Between the time a quote is generated and the time the taker submits the settlement transaction, the market price may move. This creates asymmetric risk:

  • If price moves in the taker’s favor — The maker’s quote is still valid. The maker fulfills the trade at a now-unfavorable price (from their perspective). The maker accepted this risk when setting the TTL.
  • If price moves against the taker — The quote may now be worse than alternative venues. The taker should check the venue comparison before executing, as a better option may be available.

Makers account for potential price movement when setting their quotes. Longer TTLs typically come with wider spreads to compensate for the additional risk. This is why takers may see tighter prices from makers who offer shorter deadlines.

Network Congestion

HyperEVM transaction inclusion depends on network conditions. If the network is congested at the time the taker submits the settlement transaction:

  • The transaction may be delayed in the mempool.
  • If the delay pushes the transaction past the quote deadline, the settlement will revert.
  • The taker loses the gas cost of the reverted transaction.
  • The trade is not executed, and the taker must request a new quote.

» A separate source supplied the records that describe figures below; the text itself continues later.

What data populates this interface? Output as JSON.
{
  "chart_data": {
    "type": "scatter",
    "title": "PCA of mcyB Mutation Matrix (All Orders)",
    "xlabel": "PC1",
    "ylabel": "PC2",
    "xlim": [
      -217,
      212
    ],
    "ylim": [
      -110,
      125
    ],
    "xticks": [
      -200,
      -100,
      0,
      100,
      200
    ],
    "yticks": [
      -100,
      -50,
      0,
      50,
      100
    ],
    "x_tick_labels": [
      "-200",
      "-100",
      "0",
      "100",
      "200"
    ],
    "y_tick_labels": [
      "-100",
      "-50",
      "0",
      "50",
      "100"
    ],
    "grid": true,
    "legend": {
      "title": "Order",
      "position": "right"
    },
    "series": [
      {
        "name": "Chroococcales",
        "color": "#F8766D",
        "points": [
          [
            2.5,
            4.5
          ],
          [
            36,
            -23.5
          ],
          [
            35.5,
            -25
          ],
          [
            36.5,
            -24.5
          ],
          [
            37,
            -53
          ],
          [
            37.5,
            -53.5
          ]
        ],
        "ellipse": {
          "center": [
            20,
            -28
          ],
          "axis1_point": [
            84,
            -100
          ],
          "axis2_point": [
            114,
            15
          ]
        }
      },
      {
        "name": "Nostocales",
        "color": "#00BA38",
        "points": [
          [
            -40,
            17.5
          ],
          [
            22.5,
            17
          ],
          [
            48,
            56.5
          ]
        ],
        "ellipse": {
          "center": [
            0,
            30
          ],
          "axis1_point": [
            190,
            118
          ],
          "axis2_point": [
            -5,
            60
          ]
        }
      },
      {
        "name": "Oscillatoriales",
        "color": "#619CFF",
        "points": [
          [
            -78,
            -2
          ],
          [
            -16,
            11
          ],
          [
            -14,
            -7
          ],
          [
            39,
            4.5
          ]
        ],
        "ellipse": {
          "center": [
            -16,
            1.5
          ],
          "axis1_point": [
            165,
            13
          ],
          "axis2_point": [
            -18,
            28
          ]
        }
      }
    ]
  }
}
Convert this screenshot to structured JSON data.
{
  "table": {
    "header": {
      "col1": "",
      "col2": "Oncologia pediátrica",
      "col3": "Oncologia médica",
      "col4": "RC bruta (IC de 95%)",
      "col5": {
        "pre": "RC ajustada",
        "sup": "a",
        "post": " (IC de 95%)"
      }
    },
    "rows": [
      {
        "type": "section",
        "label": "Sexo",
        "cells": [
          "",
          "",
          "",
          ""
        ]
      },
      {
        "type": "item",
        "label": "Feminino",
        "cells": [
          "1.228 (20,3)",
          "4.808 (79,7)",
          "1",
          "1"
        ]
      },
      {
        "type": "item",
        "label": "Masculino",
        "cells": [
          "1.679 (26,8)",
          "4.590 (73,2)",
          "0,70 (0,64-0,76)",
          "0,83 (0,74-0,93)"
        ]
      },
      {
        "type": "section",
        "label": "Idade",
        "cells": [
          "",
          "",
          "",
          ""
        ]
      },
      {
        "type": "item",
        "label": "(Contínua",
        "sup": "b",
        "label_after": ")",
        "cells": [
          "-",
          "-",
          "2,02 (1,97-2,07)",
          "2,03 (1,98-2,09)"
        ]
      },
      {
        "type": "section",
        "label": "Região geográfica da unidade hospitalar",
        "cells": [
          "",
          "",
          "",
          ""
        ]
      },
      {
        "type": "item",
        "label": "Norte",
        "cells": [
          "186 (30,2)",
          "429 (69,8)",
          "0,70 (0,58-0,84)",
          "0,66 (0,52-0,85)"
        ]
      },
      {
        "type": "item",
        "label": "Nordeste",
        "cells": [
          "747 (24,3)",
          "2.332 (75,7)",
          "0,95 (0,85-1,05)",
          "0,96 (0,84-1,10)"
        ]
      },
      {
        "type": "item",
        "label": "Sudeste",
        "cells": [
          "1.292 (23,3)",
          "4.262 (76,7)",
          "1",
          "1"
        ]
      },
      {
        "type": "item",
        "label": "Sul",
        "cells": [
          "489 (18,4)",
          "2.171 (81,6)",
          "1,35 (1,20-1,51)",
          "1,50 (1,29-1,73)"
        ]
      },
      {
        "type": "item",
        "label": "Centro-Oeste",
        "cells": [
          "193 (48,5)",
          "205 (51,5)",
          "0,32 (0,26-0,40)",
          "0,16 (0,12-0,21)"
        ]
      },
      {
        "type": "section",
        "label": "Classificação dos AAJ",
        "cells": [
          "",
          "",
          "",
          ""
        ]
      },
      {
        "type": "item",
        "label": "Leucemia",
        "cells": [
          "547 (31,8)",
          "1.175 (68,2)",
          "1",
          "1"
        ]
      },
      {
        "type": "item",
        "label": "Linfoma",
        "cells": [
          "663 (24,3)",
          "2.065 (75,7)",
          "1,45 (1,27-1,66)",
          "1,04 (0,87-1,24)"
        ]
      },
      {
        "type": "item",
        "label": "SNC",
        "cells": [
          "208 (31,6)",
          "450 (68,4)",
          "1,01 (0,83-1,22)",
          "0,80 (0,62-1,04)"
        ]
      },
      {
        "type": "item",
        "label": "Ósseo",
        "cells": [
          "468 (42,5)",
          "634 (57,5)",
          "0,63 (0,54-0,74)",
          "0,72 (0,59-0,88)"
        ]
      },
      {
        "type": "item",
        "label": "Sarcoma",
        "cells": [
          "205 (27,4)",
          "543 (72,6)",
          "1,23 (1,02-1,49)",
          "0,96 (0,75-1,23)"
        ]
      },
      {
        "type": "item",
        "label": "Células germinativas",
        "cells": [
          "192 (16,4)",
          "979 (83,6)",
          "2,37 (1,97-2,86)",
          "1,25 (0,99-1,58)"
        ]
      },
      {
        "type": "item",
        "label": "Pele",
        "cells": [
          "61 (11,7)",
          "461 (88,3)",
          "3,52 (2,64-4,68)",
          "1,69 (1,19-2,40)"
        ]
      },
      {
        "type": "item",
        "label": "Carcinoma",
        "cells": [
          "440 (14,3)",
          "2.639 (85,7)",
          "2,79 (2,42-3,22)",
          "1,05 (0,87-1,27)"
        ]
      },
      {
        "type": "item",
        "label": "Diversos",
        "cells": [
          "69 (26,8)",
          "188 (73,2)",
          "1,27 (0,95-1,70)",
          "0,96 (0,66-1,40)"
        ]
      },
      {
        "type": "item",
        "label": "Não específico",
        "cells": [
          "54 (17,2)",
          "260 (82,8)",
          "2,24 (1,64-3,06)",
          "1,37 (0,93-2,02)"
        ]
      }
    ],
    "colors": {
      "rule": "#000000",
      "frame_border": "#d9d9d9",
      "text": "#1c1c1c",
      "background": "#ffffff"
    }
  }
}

During periods of high network activity, takers should submit settlement transactions promptly after receiving a quote, leaving a buffer for potential inclusion delays.

Stale Pricing

A quote that is valid (not yet past its deadline) may still represent stale pricing if market conditions have changed significantly since it was generated. The settlement contract only checks the deadline, not whether the price is still market-competitive.

A taker who receives a quote and waits 50 seconds of a 60-second TTL is technically able to execute, but the pricing reflects conditions from 50 seconds ago. In volatile markets, this can be material.

The venue comparison in the UI shows real-time alternative prices. If you notice that a maker’s RFQ quote is significantly worse than the AMM route shown in the comparison, the quote may be stale even if it has not expired.

Maker Quote Cancellation

A maker can invalidate outstanding quotes by calling incrementNonce() on-chain. This cancels all quotes signed with the previous nonce, even if they have not expired. If a taker attempts to execute a quote whose nonce has been invalidated:

  • The settlement transaction will revert.
  • The taker loses the gas cost of the reverted transaction.

Nonce cancellation is rare in normal operation but may occur during rapid market moves when makers need to withdraw stale quotes quickly.

Mitigation Strategies

  1. Execute promptly — Submit the settlement transaction as soon as you have selected a quote. Do not wait until the last seconds of the TTL.
  2. Check the venue comparison — Before executing, verify that the RFQ quote is still competitive against real-time alternative venues.
  3. Use adequate gas — Set a gas price that ensures timely inclusion. Underpaying for gas increases the risk of missing the deadline.
  4. Understand revert costs — A reverted settlement transaction costs gas but does not transfer any tokens. Factor this into your decision to execute close to a deadline.